Kenya target more slots in Olympics

Kenya's Conseslus Kipruto (L) and Kenya's Benjamin Kigen compete in the Men's 3000m steeplechase race heats at the 2019 IAAF Athletics World Championships at the Khalifa International Stadium in Doha on October 1, 2019. [Photo by Jewel SAMAD / AFP]

Kenya on Thursday called on athletes to up their training ahead of a possible return to action as the government mulls lifting COVID-19 restrictions.

The Kenyan national athletics team head coach Julius Kirwa noted that athletes, despite their challenges, must continue to train and be fit and ready to resume competition. This comes a day after World Athletics announced new qualification procedures for the rescheduled Tokyo Olympic Games.

With over 80 athletes having secured Olympic qualifications, Kirwa believes more athletes have the ability to make the trip to Tokyo and must exploit the new window to secure their berths.

The new qualification dates will now run from December 1, 2020 to May 31 in 2021.

Athletes who have already met the entry standard since the start of the qualification period in 2019 remain qualified. However, we want other athletes to qualify within the extended qualification period,” Kirwa said from Eldoret.

World Athletics president Sebastian Coe said they have since suspended qualification period for all events, which will be held from April 6 to Nov. 30.

This, according to World Athletics, represents a period where there will be less competition or lack of level playing field due to different stages of individual athletes training as the world emerges from the COVID-19 pandemic.

In the marathon, though Kenya has already named its team for Tokyo Olympics, World Athletics said all the top 5 finishers at the big cities Gold Label races and the top 10 finishers at the Marathon Major Series (Tokyo, Boston, London, Berlin, Chicago and New York) held during the qualification period from January 1, 2019 to April 2020 have qualified.

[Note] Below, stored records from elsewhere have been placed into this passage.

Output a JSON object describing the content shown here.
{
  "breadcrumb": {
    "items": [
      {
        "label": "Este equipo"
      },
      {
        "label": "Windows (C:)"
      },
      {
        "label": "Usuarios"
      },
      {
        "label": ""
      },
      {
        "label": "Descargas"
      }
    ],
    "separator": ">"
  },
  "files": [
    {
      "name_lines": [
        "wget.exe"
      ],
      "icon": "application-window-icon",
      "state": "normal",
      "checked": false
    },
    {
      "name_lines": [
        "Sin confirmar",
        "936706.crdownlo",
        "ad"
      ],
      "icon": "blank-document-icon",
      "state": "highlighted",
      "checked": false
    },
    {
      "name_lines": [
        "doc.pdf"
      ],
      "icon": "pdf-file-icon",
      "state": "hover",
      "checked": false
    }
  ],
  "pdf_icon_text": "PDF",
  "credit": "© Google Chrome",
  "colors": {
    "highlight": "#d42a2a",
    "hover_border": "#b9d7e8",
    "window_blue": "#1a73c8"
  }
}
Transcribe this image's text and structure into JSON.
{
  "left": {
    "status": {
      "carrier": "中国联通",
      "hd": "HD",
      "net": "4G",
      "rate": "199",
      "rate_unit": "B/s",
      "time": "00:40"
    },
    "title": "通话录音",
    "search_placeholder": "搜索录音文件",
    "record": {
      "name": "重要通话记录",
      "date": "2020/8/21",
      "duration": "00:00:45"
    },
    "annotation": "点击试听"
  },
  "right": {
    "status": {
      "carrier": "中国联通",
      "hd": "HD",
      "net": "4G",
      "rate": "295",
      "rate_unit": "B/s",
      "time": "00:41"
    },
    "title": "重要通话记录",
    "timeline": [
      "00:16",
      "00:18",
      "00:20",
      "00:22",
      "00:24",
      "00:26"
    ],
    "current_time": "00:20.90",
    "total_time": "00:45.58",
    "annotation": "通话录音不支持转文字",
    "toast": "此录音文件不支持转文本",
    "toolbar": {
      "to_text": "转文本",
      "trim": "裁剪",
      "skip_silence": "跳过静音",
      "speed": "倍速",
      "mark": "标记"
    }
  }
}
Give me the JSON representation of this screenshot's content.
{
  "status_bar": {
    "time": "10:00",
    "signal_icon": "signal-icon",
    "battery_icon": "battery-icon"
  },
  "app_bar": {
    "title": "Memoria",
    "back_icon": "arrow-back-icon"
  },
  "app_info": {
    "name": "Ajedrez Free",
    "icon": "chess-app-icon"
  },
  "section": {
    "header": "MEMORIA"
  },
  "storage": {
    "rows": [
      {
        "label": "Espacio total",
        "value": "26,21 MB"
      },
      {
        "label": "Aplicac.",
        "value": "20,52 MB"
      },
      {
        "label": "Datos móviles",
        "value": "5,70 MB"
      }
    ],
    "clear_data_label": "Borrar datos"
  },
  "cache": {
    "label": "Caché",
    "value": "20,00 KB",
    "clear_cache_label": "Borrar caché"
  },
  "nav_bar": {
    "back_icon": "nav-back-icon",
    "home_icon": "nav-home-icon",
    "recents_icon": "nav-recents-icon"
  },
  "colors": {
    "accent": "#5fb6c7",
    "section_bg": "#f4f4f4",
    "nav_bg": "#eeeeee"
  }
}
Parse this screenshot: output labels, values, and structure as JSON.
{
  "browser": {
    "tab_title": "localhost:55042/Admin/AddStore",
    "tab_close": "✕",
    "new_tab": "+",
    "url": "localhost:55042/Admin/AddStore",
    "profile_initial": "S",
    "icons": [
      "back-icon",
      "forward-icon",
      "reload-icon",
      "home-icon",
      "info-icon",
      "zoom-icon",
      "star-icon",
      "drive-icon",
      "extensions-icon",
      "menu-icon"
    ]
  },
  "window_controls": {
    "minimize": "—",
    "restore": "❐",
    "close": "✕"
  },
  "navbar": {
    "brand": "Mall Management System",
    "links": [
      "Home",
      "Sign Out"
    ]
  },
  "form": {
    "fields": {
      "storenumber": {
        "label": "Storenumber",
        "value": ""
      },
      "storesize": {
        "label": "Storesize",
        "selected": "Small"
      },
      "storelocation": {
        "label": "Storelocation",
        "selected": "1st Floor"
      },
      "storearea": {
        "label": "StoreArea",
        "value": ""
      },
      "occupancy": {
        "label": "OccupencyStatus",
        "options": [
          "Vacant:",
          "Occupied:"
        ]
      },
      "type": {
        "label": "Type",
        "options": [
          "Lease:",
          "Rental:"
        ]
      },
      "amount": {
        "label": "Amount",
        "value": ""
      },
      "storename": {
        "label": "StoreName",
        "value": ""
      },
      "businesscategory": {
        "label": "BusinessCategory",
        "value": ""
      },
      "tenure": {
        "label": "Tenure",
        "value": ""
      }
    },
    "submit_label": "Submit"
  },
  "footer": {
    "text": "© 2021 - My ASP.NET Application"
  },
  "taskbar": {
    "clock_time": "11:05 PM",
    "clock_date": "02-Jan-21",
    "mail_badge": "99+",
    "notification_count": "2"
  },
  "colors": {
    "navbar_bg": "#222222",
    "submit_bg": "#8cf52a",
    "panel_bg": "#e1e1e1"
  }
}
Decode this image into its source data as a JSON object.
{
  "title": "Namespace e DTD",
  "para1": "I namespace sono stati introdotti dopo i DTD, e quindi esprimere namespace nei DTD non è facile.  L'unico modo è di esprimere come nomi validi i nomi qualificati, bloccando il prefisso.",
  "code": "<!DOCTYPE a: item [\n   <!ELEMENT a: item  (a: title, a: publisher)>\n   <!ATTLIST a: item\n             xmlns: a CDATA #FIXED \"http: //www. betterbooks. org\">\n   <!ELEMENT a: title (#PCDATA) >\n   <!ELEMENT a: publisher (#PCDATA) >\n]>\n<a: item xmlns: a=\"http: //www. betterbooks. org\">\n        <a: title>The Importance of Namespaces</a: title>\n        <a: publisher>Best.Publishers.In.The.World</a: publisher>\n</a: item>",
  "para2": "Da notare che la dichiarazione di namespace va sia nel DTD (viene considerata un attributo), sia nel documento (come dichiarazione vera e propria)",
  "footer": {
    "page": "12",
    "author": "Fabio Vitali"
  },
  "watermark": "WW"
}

Those who compete in the Platinum Label marathons and finish in the top 10 positions and the winners of the Gold Label marathons held from Dec 1 in 2020 to May 31 in 2021 will also qualify for the Olympics. 

Meanwhile British race walker Tom Bosworth says he “had a little cry to himself in a field” while walking his dog after hearing the Olympics had been postponed.

Bosworth, 30, was shaping up well for Tokyo after setting back-to-back new British records for 5,000m and 10,000m earlier this year.

Those achievements came just days before the coronavirus lockdown began.

“We’d just got so much right through the winter,” Bosworth told the BBC’s LGBT Sport Podcast. “All the hard work was kind of perfect and it all ground to a halt.”

Bosworth, who trains in Leeds but competes for Tonbridge AC, won silver in the 20km race walk at the 2018 Commonwealth Games.

Tokyo would have been his second Olympics, having finished sixth in the 20km final at Rio 2016.

He continued: “I was pushing myself every day, just ticking every box every day - good sleep, eating well, training well, focusing on the important things.

“I’m not going to lie, I took the dog for a walk, had a little cry to myself in the field. Thankfully no-one else was around.

“I threw the ball for the dog and went home and said ‘OK, athletes adapt’. I know how I got myself in this shape, and I know I can do it again next year.”

Bosworth is one of only a few openly gay athletes, and proposed to his fiancé on Copacabana Beach during the Rio Olympics.

Asked about the progression of LGBTQ+ rights since he came out in 2015, Bosworth said: “I don’t feel like we’ve moved on at all, if I’m honest, unfortunately.

“It opened my eyes to a real world that I didn’t know anything about - LGBT inclusion in sport, or lack of and lack of representation there.

“It’s more ‘how do we make it a norm, make it comfortable for people to live openly, rather than have to come out’.

“I never realised how big of a deal coming out publicly as a sportsman was until it happened. That became clear to me over the years, just how few LGB people are in sport, let alone LGBT, and reaching out to the rest of the community is going to come even further down the line before that becomes the norm or just commonplace.